One of those investments became the West Glen you see today. Van Orsdel was part of a group that developed the Glen Oaks residential neighborhood, and the West Glen site was leftover land. “We always felt the location was superb,” he said. “We knew the Department of Transportation would put an interchange there someday.”
But he didn’t expect to become consumed by the planning and construction of a multi-building commercial development. “When I became the day-to-day manager of West Glen, it evolved into an unplanned, full-time responsibility,” Van Orsdel said.
“It has taken a lot more time than I expected,” he said, and he doesn’t expect construction to be complete until 2009. It might take even longer.
There’s more to keep him busy, besides the financial news streaming across the television next to his desk. He’s a silent partner in an East Village project and also is involved in a retail center and an affordable housing center in Colorado.
So is he officially a real estate developer now? “It looks like that’s where I’m headed,” he said. “I’ve got to continue to work; it’s one thing that keeps me going.”
“He’s always been a driven man,” Kirke said. “When he was a linebacker at Roosevelt High School, he was a hard-charging guy with a lot of energy. When we sold KVI, we were relatively young.
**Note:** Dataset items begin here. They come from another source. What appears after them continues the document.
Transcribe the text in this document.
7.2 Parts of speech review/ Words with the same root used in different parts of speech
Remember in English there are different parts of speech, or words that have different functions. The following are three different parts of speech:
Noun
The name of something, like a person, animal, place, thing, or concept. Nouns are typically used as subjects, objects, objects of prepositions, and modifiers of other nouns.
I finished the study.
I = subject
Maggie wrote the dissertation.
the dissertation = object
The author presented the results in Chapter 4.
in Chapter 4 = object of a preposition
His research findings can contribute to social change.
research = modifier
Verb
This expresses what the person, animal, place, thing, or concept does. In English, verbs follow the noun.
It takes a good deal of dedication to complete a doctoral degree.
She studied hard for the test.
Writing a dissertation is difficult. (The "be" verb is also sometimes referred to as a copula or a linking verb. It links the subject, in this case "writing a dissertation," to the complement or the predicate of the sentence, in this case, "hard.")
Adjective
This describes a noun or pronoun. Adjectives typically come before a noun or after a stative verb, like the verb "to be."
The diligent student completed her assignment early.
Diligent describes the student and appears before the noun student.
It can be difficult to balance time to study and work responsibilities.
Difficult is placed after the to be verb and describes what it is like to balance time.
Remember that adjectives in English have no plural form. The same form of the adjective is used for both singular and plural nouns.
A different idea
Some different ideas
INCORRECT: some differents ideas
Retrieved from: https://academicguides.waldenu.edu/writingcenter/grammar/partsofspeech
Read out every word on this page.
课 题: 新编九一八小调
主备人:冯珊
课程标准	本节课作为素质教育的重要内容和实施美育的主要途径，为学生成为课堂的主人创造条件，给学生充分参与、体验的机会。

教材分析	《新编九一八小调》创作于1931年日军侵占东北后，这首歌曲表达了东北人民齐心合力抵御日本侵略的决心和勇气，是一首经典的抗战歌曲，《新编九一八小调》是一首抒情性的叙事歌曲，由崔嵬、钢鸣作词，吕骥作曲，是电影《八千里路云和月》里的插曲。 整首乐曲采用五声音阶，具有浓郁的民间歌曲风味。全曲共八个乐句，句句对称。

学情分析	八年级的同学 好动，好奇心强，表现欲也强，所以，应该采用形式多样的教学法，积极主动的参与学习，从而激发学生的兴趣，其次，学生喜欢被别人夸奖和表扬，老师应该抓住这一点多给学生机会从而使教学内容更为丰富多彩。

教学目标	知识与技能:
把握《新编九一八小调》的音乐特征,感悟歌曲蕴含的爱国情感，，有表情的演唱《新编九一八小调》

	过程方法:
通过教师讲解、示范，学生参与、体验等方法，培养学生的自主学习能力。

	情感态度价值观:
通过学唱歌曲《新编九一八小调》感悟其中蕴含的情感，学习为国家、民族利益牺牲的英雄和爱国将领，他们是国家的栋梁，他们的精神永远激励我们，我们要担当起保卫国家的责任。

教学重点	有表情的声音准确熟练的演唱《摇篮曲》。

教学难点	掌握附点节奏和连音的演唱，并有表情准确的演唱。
I’d go crazy if I retired, and Bill is the same way.”
Kirke was in the insurance industry in Chicago and Van Orsdel was working at a stock brokerage in Washington, D.C., when they got together at a D.C. pub one day. “He said he was interested in the opportunity to make a lot of money, and I told him I was getting into a new area of insurance and wanted somebody without an insurance background to go in with me.”
They joined up and decided to come back to their hometown; it’s an insurance center, it’s centrally located, the work ethic is strong and they could do business with people they knew, such as John Ruan III at Bankers Trust Co.
Now Van Orsdel finds himself in the development game at an ideal moment, with strong development momentum continuing in Greater Des Moines. “Everything we’ve talked about in the last 30 years is becoming reality,” he said. “The energy level in Greater Des Moines is the highest I’ve ever seen it, and that will attract more business and entrepreneurs.”
He may be hard to find in person, but young people with a dream do manage to find his phone number and tap into his experience. “Every week I get calls for advice from entrepreneurs,” Van Orsdel said. “They’re going someplace they’ve never been before, and any illumination helps them formulate their plans. It’s always fun to talk to entrepreneurs and see what they’re thinking.”
He says his own mentors in the real estate business have been Denny Elwell and Richard Margulies.
Ask Van Orsdel what makes him most proud, and he’ll say it’s his family. He and his wife of a dozen years, Wicker, share a blended family of five.
In the business realm, Van Orsdel now has two major accomplishments to take pride in. First he helped build a successful insurance company and now it’s West Glen, where the first phase is filling quickly.
“You’re proud of anything that you built from nothing into a success,” he said. “And especially when it’s an industry where you didn’t know anything when you started.”